N.T. Wright & Reading the Psalms

They express all the emotions we are ever likely to feel (including some we hope we may not), and they lay them, raw and open, in the presence of God, like a golden retriever bringing to its master’s feet every strange object it finds in the field…. They range from the gentle and meditative to the loud and boisterous, from lament and black despair to solemn and holy celebration.”

As I mentioned a few posts ago, our faith-community is focusing on the Songs of Ascent for the next few months. Right now I’m sitting in a coffee shop reading Simply Christian and N.T. Wright’s observations about the Psalms fill me with great expectation for our community’s discussions and reflections.

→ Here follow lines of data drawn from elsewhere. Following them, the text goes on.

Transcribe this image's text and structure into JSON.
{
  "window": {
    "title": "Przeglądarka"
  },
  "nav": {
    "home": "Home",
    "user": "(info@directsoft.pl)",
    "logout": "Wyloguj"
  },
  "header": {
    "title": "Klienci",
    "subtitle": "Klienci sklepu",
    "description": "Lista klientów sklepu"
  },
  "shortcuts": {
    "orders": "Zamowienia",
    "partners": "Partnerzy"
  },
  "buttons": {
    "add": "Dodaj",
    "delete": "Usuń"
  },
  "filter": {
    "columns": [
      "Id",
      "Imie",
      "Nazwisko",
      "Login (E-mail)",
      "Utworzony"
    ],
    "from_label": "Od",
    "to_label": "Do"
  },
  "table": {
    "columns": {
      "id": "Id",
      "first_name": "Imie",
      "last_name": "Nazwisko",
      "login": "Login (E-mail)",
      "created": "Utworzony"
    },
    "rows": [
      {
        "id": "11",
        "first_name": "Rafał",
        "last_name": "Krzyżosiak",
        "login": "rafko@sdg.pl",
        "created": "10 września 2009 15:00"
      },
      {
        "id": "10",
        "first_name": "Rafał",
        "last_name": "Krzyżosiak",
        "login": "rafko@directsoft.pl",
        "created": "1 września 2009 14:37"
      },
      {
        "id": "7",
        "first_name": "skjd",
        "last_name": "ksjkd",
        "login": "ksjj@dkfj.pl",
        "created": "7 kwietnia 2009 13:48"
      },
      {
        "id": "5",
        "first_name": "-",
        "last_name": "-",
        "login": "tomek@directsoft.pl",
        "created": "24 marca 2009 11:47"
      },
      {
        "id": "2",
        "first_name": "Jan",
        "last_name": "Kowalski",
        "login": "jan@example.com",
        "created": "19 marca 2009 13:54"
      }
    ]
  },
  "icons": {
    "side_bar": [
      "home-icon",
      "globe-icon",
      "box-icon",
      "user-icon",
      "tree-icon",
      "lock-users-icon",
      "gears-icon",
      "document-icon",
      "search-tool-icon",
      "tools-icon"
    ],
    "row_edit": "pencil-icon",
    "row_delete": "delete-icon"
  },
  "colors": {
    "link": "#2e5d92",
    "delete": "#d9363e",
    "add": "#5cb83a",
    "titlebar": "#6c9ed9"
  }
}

“In particular, Christian worship from very earliest times has made good use of the Psalms. They are inexhaustible, and deserve to be read, said, sung, chanted, whispered, learned by heart, and even shouted form the rooftops. They express all the emotions we are ever likely to feel (including some we hope we may not), and they lay them, raw and open, in the presence of God, like a golden retriever bringing to its master’s feet every strange object it finds in the field. ‘Look!’ says the Psalmist. ‘This is what I’ve found today! Isn’t that extraordinary? What are you going to do with it?’ The Psalms join together what often look to us like polar opposites as we come into God’s presence. They pass swiftly from loving intimacy to thunderstruck awe and back again. They bring together sharp, angry questioning and simple, quiet trust. They range from the gentle and meditative to the loud and boisterous, from lament and black despair to solemn and holy celebration.”